Those accords and sanctions were largely pushed through by the US.
Actually, the only program that was "largely pushed...by the US" was the Oil-for-Food Program, as an attempt to counter some of the negative impacts of the sanctions on the Iraqi population--which the UN proceeded to fuck up with its corruption.

Yet again, your knee-jerk, "blame the US for everything" bullshit is wrong again.
“Everybody is a genius. But if you judge a fish by its ability to climb a tree, it will live its whole life believing that it is stupid.”
― Albert Einstein

Doing the popular thing is not always right. Doing the right thing is not always popular
Dilbert_X
The X stands for
+1,817|6392|eXtreme to the maX
No it was a means for letting the world buy Iraqi oil, nothing more.
Fuck Israel
FEOS
Bellicose Yankee Air Pirate
+1,182|6697|'Murka

Dilbert_X wrote:

No it was a means for letting the world buy Iraqi oil, nothing more.
Wrong...yet again.

SOURCE

The Oil-for-Food Programme, established by the United Nations in 1995 (under UN Security Council Resolution 986)[1] and terminated in late 2003, was established with the stated intent to allow Iraq to sell oil on the world market in exchange for food, medicine, and other humanitarian needs for ordinary Iraqi citizens without allowing Iraq to rebuild its military.

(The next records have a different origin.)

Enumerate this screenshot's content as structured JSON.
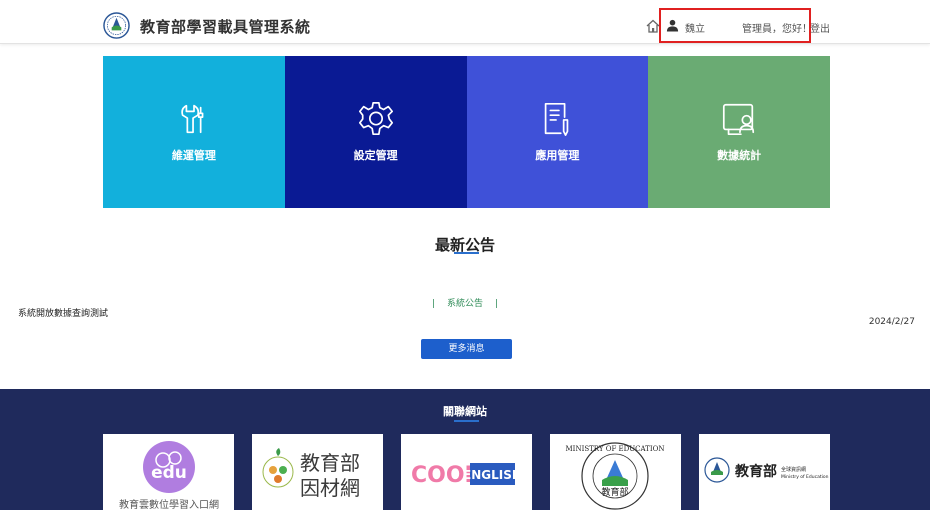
{
  "header": {
    "site_title": "教育部學習載具管理系統",
    "user_name": "魏立",
    "greeting": "管理員，您好！",
    "logout": "登出"
  },
  "tiles": [
    {
      "label": "維運管理",
      "color": "#12b0dc",
      "icon": "tools-icon"
    },
    {
      "label": "設定管理",
      "color": "#0a1a94",
      "icon": "gear-icon"
    },
    {
      "label": "應用管理",
      "color": "#3f51d8",
      "icon": "document-pen-icon"
    },
    {
      "label": "數據統計",
      "color": "#6aab73",
      "icon": "monitor-user-icon"
    }
  ],
  "news": {
    "heading": "最新公告",
    "tab": "系統公告",
    "items": [
      {
        "title": "系統開放數據查詢測試",
        "date": "2024/2/27"
      }
    ],
    "more_button": "更多消息"
  },
  "related": {
    "title": "關聯網站",
    "sites": [
      {
        "name": "教育雲數位學習入口網",
        "logo_text": "edu"
      },
      {
        "name": "教育部因材網",
        "logo_text": "教育部因材網"
      },
      {
        "name": "COOL ENGLISH",
        "logo_text": "COOL"
      },
      {
        "name": "MINISTRY OF EDUCATION",
        "logo_text": "MINISTRY OF EDUCATION"
      },
      {
        "name": "教育部 全球資訊網 Ministry of Education",
        "logo_text": "教育部"
      }
    ]
  },
  "colors": {
    "accent": "#1d5fcc",
    "footer_bg": "#1f2a5c",
    "highlight_box": "#e02020"
  }
}
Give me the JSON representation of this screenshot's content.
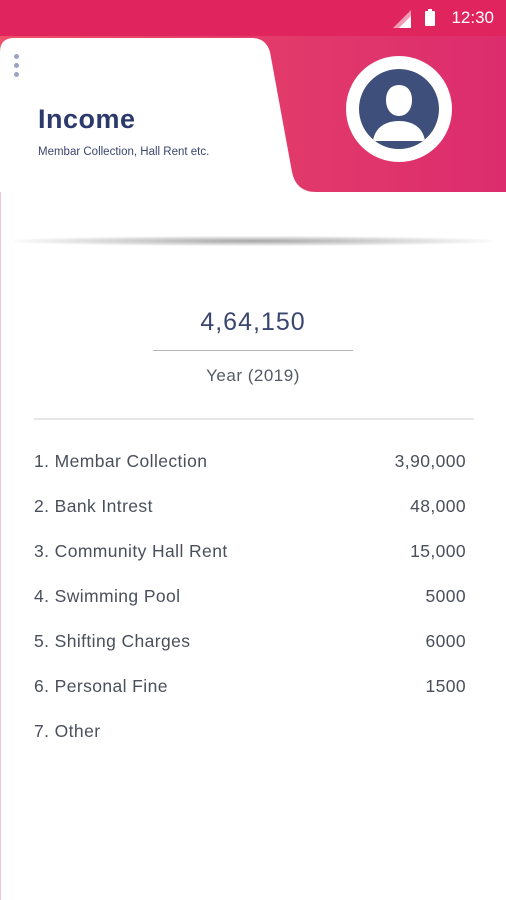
{
  "status_bar": {
    "time": "12:30",
    "icons": [
      "signal-icon",
      "battery-icon"
    ],
    "color": "#e0245e"
  },
  "header": {
    "title": "Income",
    "subtitle": "Membar Collection, Hall Rent etc.",
    "menu_icon": "more-vertical-icon",
    "avatar_icon": "user-avatar-icon",
    "accent_color": "#e23a6b"
  },
  "summary": {
    "total": "4,64,150",
    "period_label": "Year (2019)"
  },
  "income_items": [
    {
      "label": "1. Membar Collection",
      "value": "3,90,000"
    },
    {
      "label": "2. Bank Intrest",
      "value": "48,000"
    },
    {
      "label": "3. Community Hall Rent",
      "value": "15,000"
    },
    {
      "label": "4. Swimming Pool",
      "value": "5000"
    },
    {
      "label": "5. Shifting Charges",
      "value": "6000"
    },
    {
      "label": "6. Personal Fine",
      "value": "1500"
    },
    {
      "label": "7. Other",
      "value": ""
    }
  ]
}
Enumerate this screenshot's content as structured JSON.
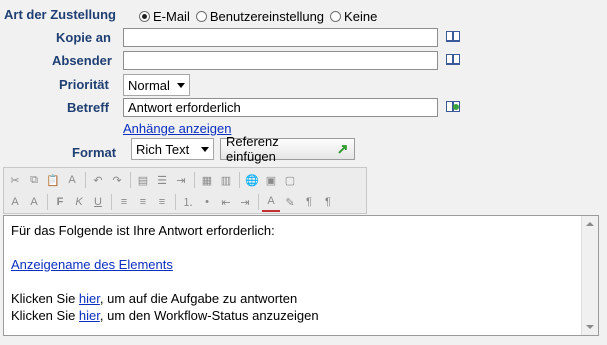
{
  "delivery": {
    "label": "Art der Zustellung",
    "options": [
      "E-Mail",
      "Benutzereinstellung",
      "Keine"
    ],
    "selected": "E-Mail"
  },
  "cc": {
    "label": "Kopie an",
    "value": ""
  },
  "sender": {
    "label": "Absender",
    "value": ""
  },
  "priority": {
    "label": "Priorität",
    "value": "Normal"
  },
  "subject": {
    "label": "Betreff",
    "value": "Antwort erforderlich"
  },
  "attachments_link": "Anhänge anzeigen",
  "format": {
    "label": "Format",
    "value": "Rich Text",
    "reference_button": "Referenz einfügen"
  },
  "editor": {
    "line1": "Für das Folgende ist Ihre Antwort erforderlich:",
    "element_link": "Anzeigename des Elements",
    "line3_prefix": "Klicken Sie ",
    "line3_link": "hier",
    "line3_suffix": ", um auf die Aufgabe zu antworten",
    "line4_prefix": "Klicken Sie ",
    "line4_link": "hier",
    "line4_suffix": ", um den Workflow-Status anzuzeigen"
  },
  "toolbar": {
    "row1": [
      "cut-icon",
      "copy-icon",
      "paste-icon",
      "spellcheck-icon",
      "undo-icon",
      "redo-icon",
      "select-all-icon",
      "bullets-icon",
      "indent-icon",
      "table-icon",
      "table-props-icon",
      "hyperlink-icon",
      "image-icon",
      "special-char-icon"
    ],
    "row2": [
      "format-icon",
      "font-size-icon",
      "bold-icon",
      "italic-icon",
      "underline-icon",
      "align-left-icon",
      "align-center-icon",
      "align-right-icon",
      "numbered-list-icon",
      "bullet-list-icon",
      "outdent-icon",
      "indent-more-icon",
      "font-color-icon",
      "highlight-icon",
      "ltr-icon",
      "rtl-icon"
    ]
  }
}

The programme was introduced by United States President Bill Clinton's administration in 1995, as a response to arguments that ordinary Iraqi citizens were inordinately affected by the international economic sanctions aimed at the demilitarisation of Saddam Hussein's Iraq, imposed in the wake of the first Gulf War. The sanctions were discontinued on November 21, 2003 after the U.S. invasion of Iraq, and the humanitarian functions turned over to the Coalition Provisional Authority. [1]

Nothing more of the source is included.